The aim of this study was to investigate the drug release from swellable chitospheres laden with pristine polymethylmethacrylate (PMMA) nanoparticles. Chitosan matrices were prepared by sodium tripolyphosphate crosslinking from a chitosan suspension containing the model BCS class II drug, indomethacin. PMMA particles were added to the chitospheres as the modulator for drug release. Swelling and erosion studies in conjunction with textural profiling provided an understanding of the dominant and underlying drug release mechanisms of the ionically crosslinked chitospheres loaded with the pristine PMMA particles. A series of drug release studies performed in PBS pH 7.4 showed that the pristine particle-loaded chitospheres released indomethacin over 144 h in a first-order manner with 50% drug release occurring over 48 h. The study also revealed that in situ porogen leaching for pore creation and polyelectrolyte complex formation were the main mechanisms of release from the chitospheres. The results of this study may be utilized for the development of neuro-implants for controlled delivery of bioactives to the brain where scaffolds of superior mechanical strength and reduced swelling properties are required.

A review of bioactive release from nerve conduits as a neurotherapeutic strategy for neuronal growth in peripheral nerve injury.
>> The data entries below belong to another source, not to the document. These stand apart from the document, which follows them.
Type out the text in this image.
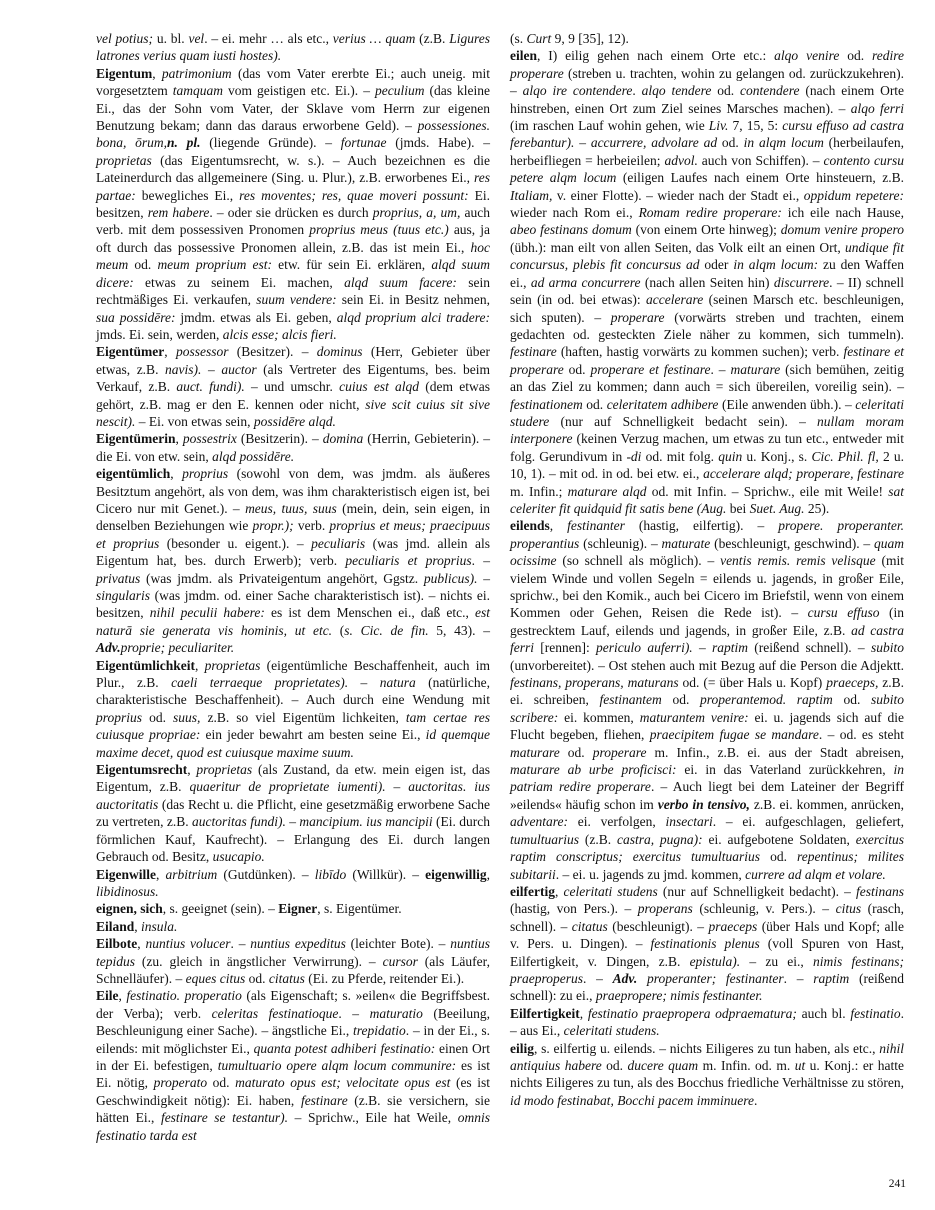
vel potius; u. bl. vel. – ei. mehr … als etc., verius … quam (z.B. Ligures latrones verius quam iusti hostes).

Eigentum, patrimonium (das vom Vater ererbte Ei.; auch uneig. mit vorgesetztem tamquam vom geistigen etc. Ei.). – peculium (das kleine Ei., das der Sohn vom Vater, der Sklave vom Herrn zur eigenen Benutzung bekam; dann das daraus erworbene Geld). – possessiones. bona, ōrum,n. pl. (liegende Gründe). – fortunae (jmds. Habe). – proprietas (das Eigentumsrecht, w. s.). – Auch bezeichnen es die Lateinerdurch das allgemeinere (Sing. u. Plur.), z.B. erworbenes Ei., res partae: bewegliches Ei., res moventes; res, quae moveri possunt: Ei. besitzen, rem habere. – oder sie drücken es durch proprius, a, um, auch verb. mit dem possessiven Pronomen proprius meus (tuus etc.) aus, ja oft durch das possessive Pronomen allein, z.B. das ist mein Ei., hoc meum od. meum proprium est: etw. für sein Ei. erklären, alqd suum dicere: etwas zu seinem Ei. machen, alqd suum facere: sein rechtmäßiges Ei. verkaufen, suum vendere: sein Ei. in Besitz nehmen, sua possidēre: jmdm. etwas als Ei. geben, alqd proprium alci tradere: jmds. Ei. sein, werden, alcis esse; alcis fieri.

Eigentümer, possessor (Besitzer). – dominus (Herr, Gebieter über etwas, z.B. navis). – auctor (als Vertreter des Eigentums, bes. beim Verkauf, z.B. auct. fundi). – und umschr. cuius est alqd (dem etwas gehört, z.B. mag er den E. kennen oder nicht, sive scit cuius sit sive nescit). – Ei. von etwas sein, possidēre alqd.

Eigentümerin, possestrix (Besitzerin). – domina (Herrin, Gebieterin). – die Ei. von etw. sein, alqd possidēre.

eigentümlich, proprius (sowohl von dem, was jmdm. als äußeres Besitztum angehört, als von dem, was ihm charakteristisch eigen ist, bei Cicero nur mit Genet.). – meus, tuus, suus (mein, dein, sein eigen, in denselben Beziehungen wie propr.); verb. proprius et meus; praecipuus et proprius (besonder u. eigent.). – peculiaris (was jmd. allein als Eigentum hat, bes. durch Erwerb); verb. peculiaris et proprius. – privatus (was jmdm. als Privateigentum angehört, Ggstz. publicus). – singularis (was jmdm. od. einer Sache charakteristisch ist). – nichts ei. besitzen, nihil peculii habere: es ist dem Menschen ei., daß etc., est naturā sie generata vis hominis, ut etc. (s. Cic. de fin. 5, 43). – Adv.proprie; peculiariter.

Eigentümlichkeit, proprietas (eigentümliche Beschaffenheit, auch im Plur., z.B. caeli terraeque proprietates). – natura (natürliche, charakteristische Beschaffenheit). – Auch durch eine Wendung mit proprius od. suus, z.B. so viel Eigentüm lichkeiten, tam certae res cuiusque propriae: ein jeder bewahrt am besten seine Ei., id quemque maxime decet, quod est cuiusque maxime suum.

Eigentumsrecht, proprietas (als Zustand, da etw. mein eigen ist, das Eigentum, z.B. quaeritur de proprietate iumenti). – auctoritas. ius auctoritatis (das Recht u. die Pflicht, eine gesetzmäßig erworbene Sache zu vertreten, z.B. auctoritas fundi). – mancipium. ius mancipii (Ei. durch förmlichen Kauf, Kaufrecht). – Erlangung des Ei. durch langen Gebrauch od. Besitz, usucapio.

Eigenwille, arbitrium (Gutdünken). – libīdo (Willkür). – eigenwillig, libidinosus.

eignen, sich, s. geeignet (sein). – Eigner, s. Eigentümer.

Eiland, insula.

Eilbote, nuntius volucer. – nuntius expeditus (leichter Bote). – nuntius tepidus (zu. gleich in ängstlicher Verwirrung). – cursor (als Läufer, Schnelläufer). – eques citus od. citatus (Ei. zu Pferde, reitender Ei.).

Eile, festinatio. properatio (als Eigenschaft; s. »eilen« die Begriffsbest. der Verba); verb. celeritas festinatioque. – maturatio (Beeilung, Beschleunigung einer Sache). – ängstliche Ei., trepidatio. – in der Ei., s. eilends: mit möglichster Ei., quanta potest adhiberi festinatio: einen Ort in der Ei. befestigen, tumultuario opere alqm locum communire: es ist Ei. nötig, properato od. maturato opus est; velocitate opus est (es ist Geschwindigkeit nötig): Ei. haben, festinare (z.B. sie versichern, sie hätten Ei., festinare se testantur). – Sprichw., Eile hat Weile, omnis festinatio tarda est

(s. Curt 9, 9 [35], 12).

eilen, I) eilig gehen nach einem Orte etc.: alqo venire od. redire properare (streben u. trachten, wohin zu gelangen od. zurückzukehren). – alqo ire contendere. alqo tendere od. contendere (nach einem Orte hinstreben, einen Ort zum Ziel seines Marsches machen). – alqo ferri (im raschen Lauf wohin gehen, wie Liv. 7, 15, 5: cursu effuso ad castra ferebantur). – accurrere, advolare ad od. in alqm locum (herbeilaufen, herbeifliegen = herbeieilen; advol. auch von Schiffen). – contento cursu petere alqm locum (eiligen Laufes nach einem Orte hinsteuern, z.B. Italiam, v. einer Flotte). – wieder nach der Stadt ei., oppidum repetere: wieder nach Rom ei., Romam redire properare: ich eile nach Hause, abeo festinans domum (von einem Orte hinweg); domum venire propero (übh.): man eilt von allen Seiten, das Volk eilt an einen Ort, undique fit concursus, plebis fit concursus ad oder in alqm locum: zu den Waffen ei., ad arma concurrere (nach allen Seiten hin) discurrere. – II) schnell sein (in od. bei etwas): accelerare (seinen Marsch etc. beschleunigen, sich sputen). – properare (vorwärts streben und trachten, einem gedachten od. gesteckten Ziele näher zu kommen, sich tummeln). festinare (haften, hastig vorwärts zu kommen suchen); verb. festinare et properare od. properare et festinare. – maturare (sich bemühen, zeitig an das Ziel zu kommen; dann auch = sich übereilen, voreilig sein). – festinationem od. celeritatem adhibere (Eile anwenden übh.). – celeritati studere (nur auf Schnelligkeit bedacht sein). – nullam moram interponere (keinen Verzug machen, um etwas zu tun etc., entweder mit folg. Gerundivum in -di od. mit folg. quin u. Konj., s. Cic. Phil. fl, 2 u. 10, 1). – mit od. in od. bei etw. ei., accelerare alqd; properare, festinare m. Infin.; maturare alqd od. mit Infin. – Sprichw., eile mit Weile! sat celeriter fit quidquid fit satis bene (Aug. bei Suet. Aug. 25).

eilends, festinanter (hastig, eilfertig). – propere. properanter. properantius (schleunig). – maturate (beschleunigt, geschwind). – quam ocissime (so schnell als möglich). – ventis remis. remis velisque (mit vielem Winde und vollen Segeln = eilends u. jagends, in großer Eile, sprichw., bei den Komik., auch bei Cicero im Briefstil, wenn von einem Kommen oder Gehen, Reisen die Rede ist). – cursu effuso (in gestrecktem Lauf, eilends und jagends, in großer Eile, z.B. ad castra ferri [rennen]: periculo auferri). – raptim (reißend schnell). – subito (unvorbereitet). – Ost stehen auch mit Bezug auf die Person die Adjektt. festinans, properans, maturans od. (= über Hals u. Kopf) praeceps, z.B. ei. schreiben, festinantem od. properantemod. raptim od. subito scribere: ei. kommen, maturantem venire: ei. u. jagends sich auf die Flucht begeben, fliehen, praecipitem fugae se mandare. – od. es steht maturare od. properare m. Infin., z.B. ei. aus der Stadt abreisen, maturare ab urbe proficisci: ei. in das Vaterland zurückkehren, in patriam redire properare. – Auch liegt bei dem Lateiner der Begriff »eilends« häufig schon im verbo in tensivo, z.B. ei. kommen, anrücken, adventare: ei. verfolgen, insectari. – ei. aufgeschlagen, geliefert, tumultuarius (z.B. castra, pugna): ei. aufgebotene Soldaten, exercitus raptim conscriptus; exercitus tumultuarius od. repentinus; milites subitarii. – ei. u. jagends zu jmd. kommen, currere ad alqm et volare.

eilfertig, celeritati studens (nur auf Schnelligkeit bedacht). – festinans (hastig, von Pers.). – properans (schleunig, v. Pers.). – citus (rasch, schnell). – citatus (beschleunigt). – praeceps (über Hals und Kopf; alle v. Pers. u. Dingen). – festinationis plenus (voll Spuren von Hast, Eilfertigkeit, v. Dingen, z.B. epistula). – zu ei., nimis festinans; praeproperus. – Adv. properanter; festinanter. – raptim (reißend schnell): zu ei., praepropere; nimis festinanter.

Eilfertigkeit, festinatio praepropera odpraematura; auch bl. festinatio. – aus Ei., celeritati studens.

eilig, s. eilfertig u. eilends. – nichts Eiligeres zu tun haben, als etc., nihil antiquius habere od. ducere quam m. Infin. od. m. ut u. Konj.: er hatte nichts Eiligeres zu tun, als des Bocchus friedliche Verhältnisse zu stören, id modo festinabat, Bocchi pacem imminuere.

241
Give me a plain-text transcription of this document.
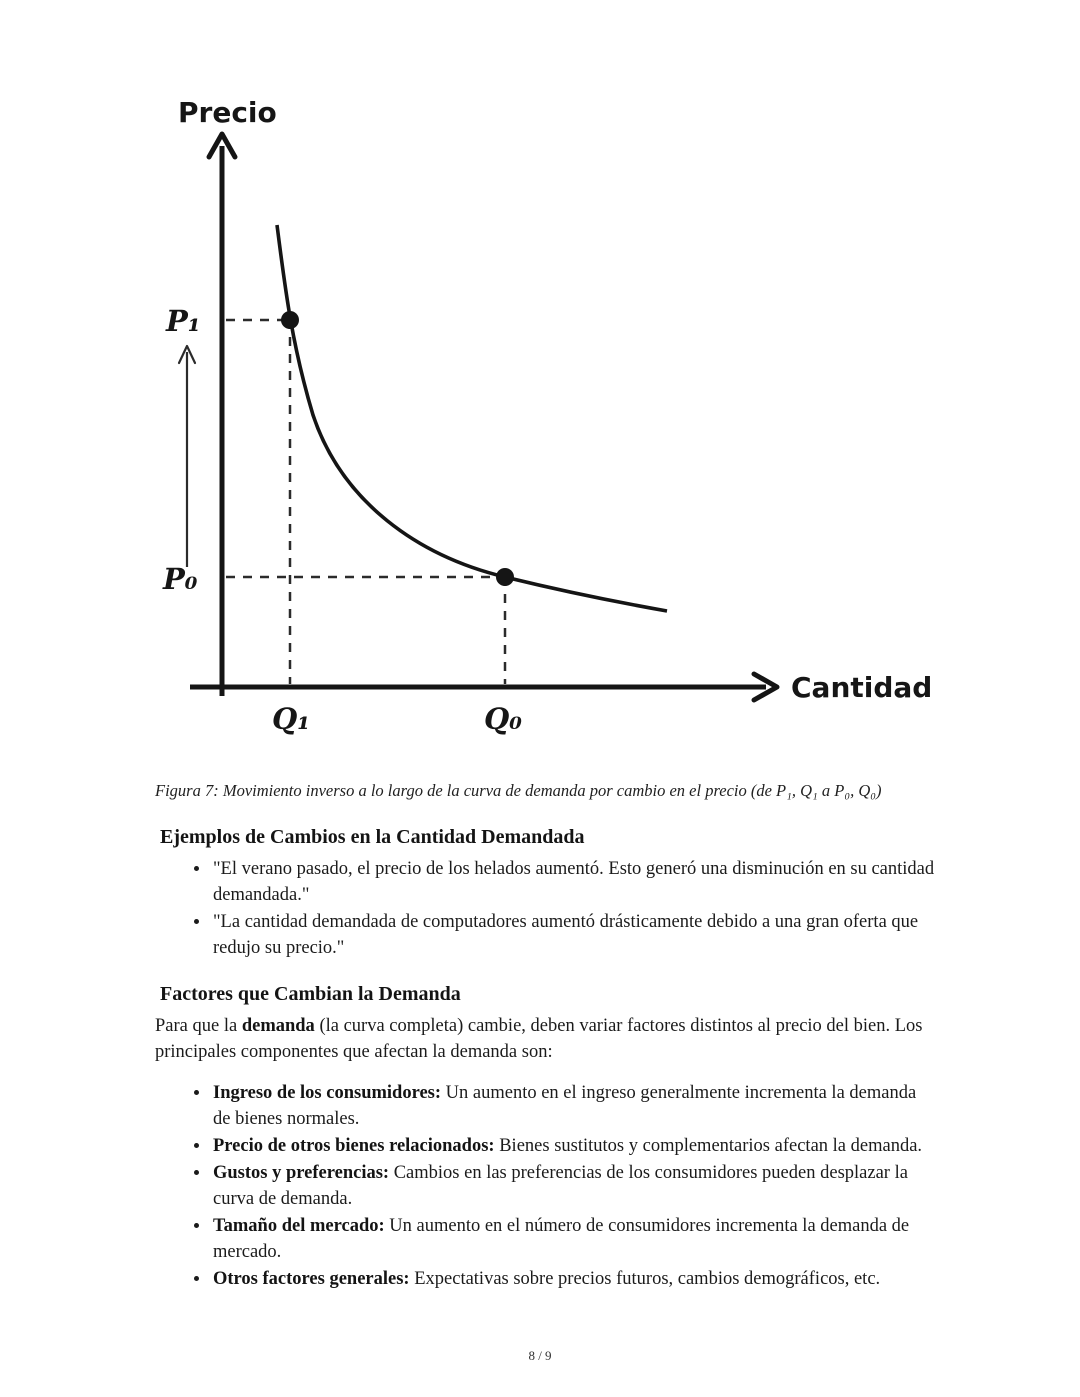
Precio
Cantidad
P₁
P₀
Q₁	Q₀

Figura 7: Movimiento inverso a lo largo de la curva de demanda por cambio en el precio (de P₁, Q₁ a P₀, Q₀)

Ejemplos de Cambios en la Cantidad Demandada
• "El verano pasado, el precio de los helados aumentó. Esto generó una disminución en su cantidad demandada."
• "La cantidad demandada de computadores aumentó drásticamente debido a una gran oferta que redujo su precio."
Factores que Cambian la Demanda

Para que la demanda (la curva completa) cambie, deben variar factores distintos al precio del bien. Los principales componentes que afectan la demanda son:

• Ingreso de los consumidores: Un aumento en el ingreso generalmente incrementa la demanda de bienes normales.
• Precio de otros bienes relacionados: Bienes sustitutos y complementarios afectan la demanda.
• Gustos y preferencias: Cambios en las preferencias de los consumidores pueden desplazar la curva de demanda.
• Tamaño del mercado: Un aumento en el número de consumidores incrementa la demanda de mercado.
• Otros factores generales: Expectativas sobre precios futuros, cambios demográficos, etc.
8 / 9
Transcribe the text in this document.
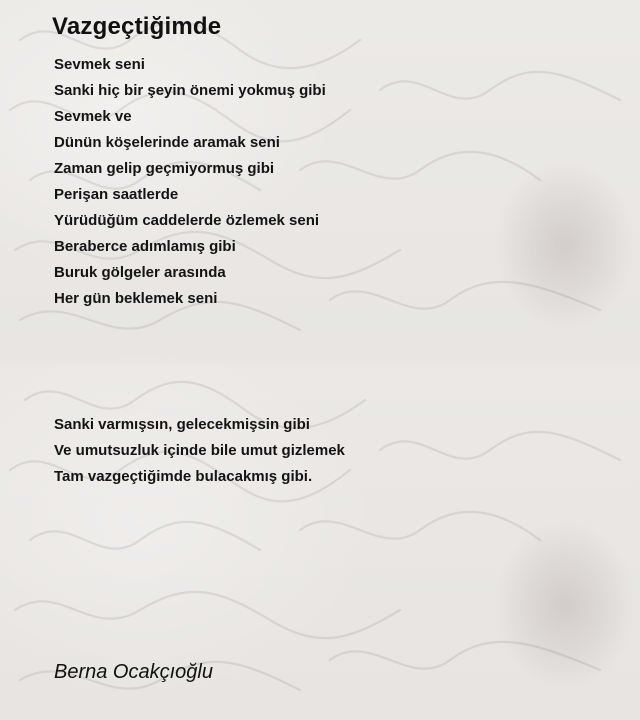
Vazgeçtiğimde
Sevmek seni
Sanki hiç bir şeyin önemi yokmuş gibi
Sevmek ve
Dünün köşelerinde aramak seni
Zaman gelip geçmiyormuş gibi
Perişan saatlerde
Yürüdüğüm caddelerde özlemek seni
Beraberce adımlamış gibi
Buruk gölgeler arasında
Her gün beklemek seni
Sanki varmışsın, gelecekmişsin gibi
Ve umutsuzluk içinde bile umut gizlemek
Tam vazgeçtiğimde bulacakmış gibi.

Berna Ocakçıoğlu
Peripheral nerve regeneration strategies employ the use of polymeric engineered nerve conduits encompassed with components of a delivery system. This allows for the controlled and sustained release of neurotrophic growth factors for the enhancement of the innate regenerative capacity of the injured nerves. This review article focuses on the delivery of neurotrophic factors (NTFs) and the importance of the parameters that control release kinetics in the delivery of optimal quantities of NTFs for improved therapeutic effect and prevention of dose dumping. Studies utilizing various controlled-release strategies, in attempt to obtain ideal release kinetics, have been reviewed in this paper. Release strategies discussed include affinity-based models, crosslinking techniques, and layer-by-layer technologies. Currently available synthetic hollow nerve conduits, an alternative to the nerve autografts, have proven to be successful in the bridging and regeneration of primarily the short transected nerve gaps in several patient cases. However, current research emphasizes on the development of more advanced nerve conduits able to simulate the effectiveness of the autograft which includes, in particular, the ability to deliver growth factors.